Charm history - and a mystery

A man rides a horse-drawn carriage.

Charm, Ohio

While Holmes County historians have ascertained that the hamlet of Charm began in the 1840s when a blacksmith shop opened along an old Indian trail near Doughty Creek, no one knows for sure how Charm got its unusual name. Other businesses gradually joined the blacksmith shop, and by the 1860s, a community had evolved that locals called Stevenson, apparently because Stephen Yoder and his son farmed the land there. When Stevenson’s citizens applied for a post office in the 1880s, the postal department asked them to choose an official name. They picked Charm. Why? Perhaps their collection of shops surrounding a stream seemed, well, charming.

Or perhaps it was because of one particular shop — the watch and clock business owned by Joni Yoder, a jeweler who typically attached an ornamental charm to the chain of every watch he sold. Interestingly enough, after Charm got its post office, Joni Yoder became the postmaster.

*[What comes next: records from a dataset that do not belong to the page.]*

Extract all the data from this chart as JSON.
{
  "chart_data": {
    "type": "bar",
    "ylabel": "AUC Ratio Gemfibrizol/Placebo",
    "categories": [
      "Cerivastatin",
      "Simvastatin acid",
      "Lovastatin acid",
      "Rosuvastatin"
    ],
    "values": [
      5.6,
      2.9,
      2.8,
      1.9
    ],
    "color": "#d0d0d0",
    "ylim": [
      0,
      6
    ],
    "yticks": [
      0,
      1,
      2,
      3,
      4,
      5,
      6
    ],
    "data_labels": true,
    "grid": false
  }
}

Charm today still has its own post office — ZIP code 44617 — and just down the hill from it, Joni Yoder’s little shop still exists too. Though remodeled in the 1990s, the old building sits in the heart of Charm where County Road 70 meets St. Rte. 557. Look closely at the brick wall encircling its yard, and you’ll see a stone plaque carved with the words “The Watchman’s Cottage.”